Enrico Letta a annoncé lundi une série de mesures, consistant notamment à suspendre la taxe foncière sur la résidence principale. Des mesures qu’il faudra financer.
Et pas question de revenir dessus : « Nous ne soutiendrons pas un gouvernement qui ne mettra pas en œuvre ces mesures », a mis en garde Silvio Berlusconi hier. « Nous avons pris un engagement auprès des électeurs et nous le maintiendrons », a-t-il martelé.
Un défi qui relève de la quadrature du cercle pour le président du Conseil, qui a parallèlement assuré que l’Italie allait respecter « ses engagements » envers l’UE.
En fait, il espère obtenir « une marge de manœuvre » dans ses négociations avec la Commission européenne pour pouvoir financer ses politiques de relance économique.
Selon le quotidien de gauche La Repubblica, « l’UE craint un relâchement de la rigueur », alors que la route envisagée par le gouvernement est « celle du dépassement contrôlé » qui consisterait à demander un prolongement de deux ans pour rentrer sous le seuil des 3 %, comme l’Espagne et la France.
De cette manière, Letta pourrait trouver la dizaine de milliards nécessaires pour financer sa politique.
Interrogé sur les conséquences des mesures annoncées par M. Letta sur les objectifs de déficits de l’Italie pour 2013, Simon O’Connor, porte-parole du commissaire en charge des Affaires économiques Olli Rehn, a indiqué hier que la Commission avait « pleine confiance dans la détermination du nouveau gouvernement pour atteindre les objectifs fixés pour cette année ».
« Ils ont dit qu’ils restaient engagés à respecter les objectifs européens dans le cadre du pacte de stabilité », a-t-il souligné. « Il est trop tôt pour commenter comment on va réagir.

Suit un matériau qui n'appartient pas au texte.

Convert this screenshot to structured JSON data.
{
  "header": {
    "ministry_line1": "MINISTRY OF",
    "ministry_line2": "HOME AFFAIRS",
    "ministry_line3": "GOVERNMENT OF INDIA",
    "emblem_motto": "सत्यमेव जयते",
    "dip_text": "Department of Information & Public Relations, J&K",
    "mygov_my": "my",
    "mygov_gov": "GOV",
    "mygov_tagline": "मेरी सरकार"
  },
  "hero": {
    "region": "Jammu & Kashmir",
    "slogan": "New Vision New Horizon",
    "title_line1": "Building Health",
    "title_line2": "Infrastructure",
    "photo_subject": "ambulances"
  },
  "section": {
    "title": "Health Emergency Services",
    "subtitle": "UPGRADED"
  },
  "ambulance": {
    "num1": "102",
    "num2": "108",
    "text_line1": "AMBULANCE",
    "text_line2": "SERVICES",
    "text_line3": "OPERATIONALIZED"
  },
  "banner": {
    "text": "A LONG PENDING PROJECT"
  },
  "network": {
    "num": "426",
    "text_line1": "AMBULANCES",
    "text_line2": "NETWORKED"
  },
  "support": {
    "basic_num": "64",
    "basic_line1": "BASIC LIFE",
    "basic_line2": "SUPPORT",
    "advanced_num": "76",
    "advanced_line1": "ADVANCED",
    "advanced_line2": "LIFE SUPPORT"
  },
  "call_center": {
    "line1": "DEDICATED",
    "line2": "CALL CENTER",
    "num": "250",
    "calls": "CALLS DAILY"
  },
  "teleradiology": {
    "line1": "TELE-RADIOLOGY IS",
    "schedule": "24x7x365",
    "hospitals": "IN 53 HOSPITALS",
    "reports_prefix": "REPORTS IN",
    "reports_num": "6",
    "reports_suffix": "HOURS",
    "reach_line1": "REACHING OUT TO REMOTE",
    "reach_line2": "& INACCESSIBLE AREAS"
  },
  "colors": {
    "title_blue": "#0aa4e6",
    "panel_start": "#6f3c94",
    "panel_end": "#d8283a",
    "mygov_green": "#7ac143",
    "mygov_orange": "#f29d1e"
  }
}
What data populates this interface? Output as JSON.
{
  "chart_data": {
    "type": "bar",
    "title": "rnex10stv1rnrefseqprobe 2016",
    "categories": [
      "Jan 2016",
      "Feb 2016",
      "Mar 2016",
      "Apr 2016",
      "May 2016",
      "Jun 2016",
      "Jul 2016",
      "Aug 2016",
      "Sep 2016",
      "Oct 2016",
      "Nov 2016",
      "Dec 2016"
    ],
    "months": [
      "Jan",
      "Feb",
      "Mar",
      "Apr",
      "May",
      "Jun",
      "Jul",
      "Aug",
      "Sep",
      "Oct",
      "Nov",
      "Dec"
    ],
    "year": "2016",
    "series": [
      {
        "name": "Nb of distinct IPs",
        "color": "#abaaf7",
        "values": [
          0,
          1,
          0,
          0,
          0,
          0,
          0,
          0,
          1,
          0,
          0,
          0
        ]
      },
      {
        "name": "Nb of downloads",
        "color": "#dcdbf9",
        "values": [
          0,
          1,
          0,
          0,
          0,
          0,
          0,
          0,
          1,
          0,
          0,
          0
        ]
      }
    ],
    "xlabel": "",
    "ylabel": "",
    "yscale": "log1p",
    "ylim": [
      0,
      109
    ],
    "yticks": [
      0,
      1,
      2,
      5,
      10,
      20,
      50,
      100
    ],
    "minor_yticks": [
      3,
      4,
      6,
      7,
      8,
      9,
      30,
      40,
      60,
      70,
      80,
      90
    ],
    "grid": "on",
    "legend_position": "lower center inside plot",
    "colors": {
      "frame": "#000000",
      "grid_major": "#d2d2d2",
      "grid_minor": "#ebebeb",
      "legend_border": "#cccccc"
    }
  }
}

Nous attendons plus de détails dans les jours et les semaines qui viennent », a-t-il précisé.
« Un parcours à obstacles, sans aucun doute », résume Dino Sole dans les colonnes du quotidien économique Il Sole 24 Ore.
Scepticisme aussi du côté de Marco Menegatti, professeur d’économie à l’université de Parme, interrogé par l’AFP : « Letta est resté assez vague (...) on se demande d’où viendra l’argent ». « Beaucoup dépendra de la capacité du gouvernement à persuader l’UE qu’il respectera ses engagements », estime-t-il.
Pour Ugo Magri, « voici peut-être le message le plus significatif adressé au pays : Letta ne fera pas de coups de tête, écoutera tout le monde et jouera les médiateurs pour garantir une longue période de stabilité ».
Même si le Premier ministre l’a déjà dit : s’il ne voit pas de résultats d’ici 18 mois aux réformes ambitieuses qu’il compte engager, il « en tirera les conséquences » et partira.